Some learners just produce confusion in their calculation, for example, 5/9-3/9 =5/9, some
learners do fail to subtract or add correctly the numerators, for instance, 3/4+5/4=7/4
Other mistakes include the finding of LCM in cases the denominators are different ,
learners mainly add or subtract the denominators depending on the given operation sign.
My learners are good at using fractions circles to add or subtract fractions, and when
they have common denominators.”
3. What do you think are possible causes of these errors?
“There are many causes, to give a few, poor knowledge of multiplication tables by
learners, poor knowledge of the meaning of the concept fraction, here I mean the
80
foundation skills related to it, and poor teaching methods all contribute high failure of
learners in fractional activities”.
4. In your opinion, what do you think are the possible ways to help eliminate
these errors?
“Training learners to learn multiplication tables not buy rote but with understanding of
what is actually involved in multiplication operations.
Teachers need to improve their teaching strategies, by attending workshops, furthering
their studies, working as a team, inviting curriculum advisors for assistance.
The use learner-centred approach always work best, errors can clearly be seen.
Teachers to know the content very well, if possible they become specialist in mathematics.

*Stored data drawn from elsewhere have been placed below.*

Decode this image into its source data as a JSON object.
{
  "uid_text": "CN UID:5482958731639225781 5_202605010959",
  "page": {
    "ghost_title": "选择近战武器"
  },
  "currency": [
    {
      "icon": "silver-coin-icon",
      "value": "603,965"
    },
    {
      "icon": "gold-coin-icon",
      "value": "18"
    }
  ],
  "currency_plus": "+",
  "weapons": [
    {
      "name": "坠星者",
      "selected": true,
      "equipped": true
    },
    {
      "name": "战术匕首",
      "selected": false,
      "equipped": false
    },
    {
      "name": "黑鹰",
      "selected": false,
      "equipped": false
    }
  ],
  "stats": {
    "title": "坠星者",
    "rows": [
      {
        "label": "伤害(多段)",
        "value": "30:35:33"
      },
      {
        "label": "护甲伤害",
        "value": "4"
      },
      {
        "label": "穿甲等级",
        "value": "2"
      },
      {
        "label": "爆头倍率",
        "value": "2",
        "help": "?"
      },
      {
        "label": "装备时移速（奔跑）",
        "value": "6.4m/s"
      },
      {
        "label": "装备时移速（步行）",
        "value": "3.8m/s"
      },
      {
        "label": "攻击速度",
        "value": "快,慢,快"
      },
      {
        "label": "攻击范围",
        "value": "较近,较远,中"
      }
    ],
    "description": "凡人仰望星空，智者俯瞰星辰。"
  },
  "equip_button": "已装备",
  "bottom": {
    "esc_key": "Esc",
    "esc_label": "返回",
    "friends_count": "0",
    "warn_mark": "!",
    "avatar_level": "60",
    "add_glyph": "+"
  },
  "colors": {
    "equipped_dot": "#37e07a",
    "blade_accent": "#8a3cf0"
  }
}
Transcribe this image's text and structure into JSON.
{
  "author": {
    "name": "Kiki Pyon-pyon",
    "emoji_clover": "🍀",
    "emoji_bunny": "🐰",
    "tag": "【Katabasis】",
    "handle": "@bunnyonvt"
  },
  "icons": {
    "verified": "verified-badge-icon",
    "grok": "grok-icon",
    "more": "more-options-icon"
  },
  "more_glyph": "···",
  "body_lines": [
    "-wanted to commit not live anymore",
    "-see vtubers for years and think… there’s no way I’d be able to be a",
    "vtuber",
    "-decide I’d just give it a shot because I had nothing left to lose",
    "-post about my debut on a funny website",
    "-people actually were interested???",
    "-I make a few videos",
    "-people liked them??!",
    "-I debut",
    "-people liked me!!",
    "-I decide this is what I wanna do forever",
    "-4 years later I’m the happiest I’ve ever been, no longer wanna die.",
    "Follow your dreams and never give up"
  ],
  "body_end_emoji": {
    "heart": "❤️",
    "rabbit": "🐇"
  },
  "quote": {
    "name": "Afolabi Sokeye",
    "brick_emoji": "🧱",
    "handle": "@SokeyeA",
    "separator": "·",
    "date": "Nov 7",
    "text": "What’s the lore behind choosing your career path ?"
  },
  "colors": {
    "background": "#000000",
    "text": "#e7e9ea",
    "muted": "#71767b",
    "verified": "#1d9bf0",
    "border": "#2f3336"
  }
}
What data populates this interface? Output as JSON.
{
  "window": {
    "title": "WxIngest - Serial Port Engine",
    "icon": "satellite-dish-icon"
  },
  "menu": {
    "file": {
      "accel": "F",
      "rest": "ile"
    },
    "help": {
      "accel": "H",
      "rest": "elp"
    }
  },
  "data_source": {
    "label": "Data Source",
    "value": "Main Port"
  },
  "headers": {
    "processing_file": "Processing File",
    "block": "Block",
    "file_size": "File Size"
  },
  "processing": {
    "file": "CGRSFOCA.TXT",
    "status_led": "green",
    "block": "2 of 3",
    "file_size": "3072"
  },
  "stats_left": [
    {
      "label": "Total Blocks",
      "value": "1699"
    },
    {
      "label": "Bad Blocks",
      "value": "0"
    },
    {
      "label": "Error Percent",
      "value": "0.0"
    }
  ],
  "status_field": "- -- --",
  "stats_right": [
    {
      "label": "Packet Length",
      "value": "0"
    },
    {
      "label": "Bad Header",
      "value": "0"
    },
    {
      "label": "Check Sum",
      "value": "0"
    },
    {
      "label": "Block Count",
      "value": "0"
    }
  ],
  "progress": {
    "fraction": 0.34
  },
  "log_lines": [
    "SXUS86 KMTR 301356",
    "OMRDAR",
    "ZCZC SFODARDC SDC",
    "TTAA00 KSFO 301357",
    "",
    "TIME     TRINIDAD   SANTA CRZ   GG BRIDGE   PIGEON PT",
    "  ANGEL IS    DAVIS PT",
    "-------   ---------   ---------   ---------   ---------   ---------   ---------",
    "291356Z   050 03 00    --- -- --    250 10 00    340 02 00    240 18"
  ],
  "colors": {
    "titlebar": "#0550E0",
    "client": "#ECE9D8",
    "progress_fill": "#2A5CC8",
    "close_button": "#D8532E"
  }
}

Teachers must always conduct fruitful corrections, ensure that no stone is left unturned.
Prepare their lessons thoroughly.
Always try to teach Mathematics using concrete things”.
Teacher Ntiyiso
1. Do you think Primary School children encounter some problems when
adding or subtracting common fractions?
“Yes, they do experience some challenges. They perform poorly in this section”.
2. Have you observed some common mistakes or errors, that Grade 5 learners
display when working with the addition and subtraction of common
fractions? Would you mind to give me some examples?
“.Of cause yes, when given an operation with unlike denominators, learners normally fall
into a trap of finding the product of the two denominators, this does not always work
81
when we have the LCD .For instance, where the denominators are 2 and 6,learners will
write 12 as the common denominator instead of 6 as an LCD.
In addition, instead of finding the multiples of a given denominators, learners just add or
subtract.
Some go to an extent of adding the numerator and denominators in the following
manner: say we have 2/4 +3/6 =6/10+9/10=15/10, in other words they add the numerators and
denominators for each fraction and make them the new numerators. They again add the
denominators to make them the same.
When learners apply the grouping or matching method, they normally don’t multiply
but add, for instance:2/3+3/4
= (2/3+4/4) + (3/4+3/3 )
=6/7 +6/7
=12/7
=1 5/7
Lastly , the use of cancellation to them means to remove when finding the HCF. For
instance, 18/24 when each cancelled the answer is likely to be given as 6 not 3/4”.
3. What do you think are possible causes of these errors?
“Learners don’t know their Multiplication tables very well. They also forget the procedure
on how to calculate fractions. Learners also have the issue of language problem, they can’t
read and understand instruction in English on their own”.
82
4. In your opinion, what do you think are the possible ways to help eliminate
these errors?
“They also need to taught very well the simplification of fractions. Teachers must do a lot of
revisions. Teachers must start from the simple to complex when teaching fractions, and re
teach multiplication tables. Encourage the use of any language during the learning process
so that they can freely voice out their opinions”.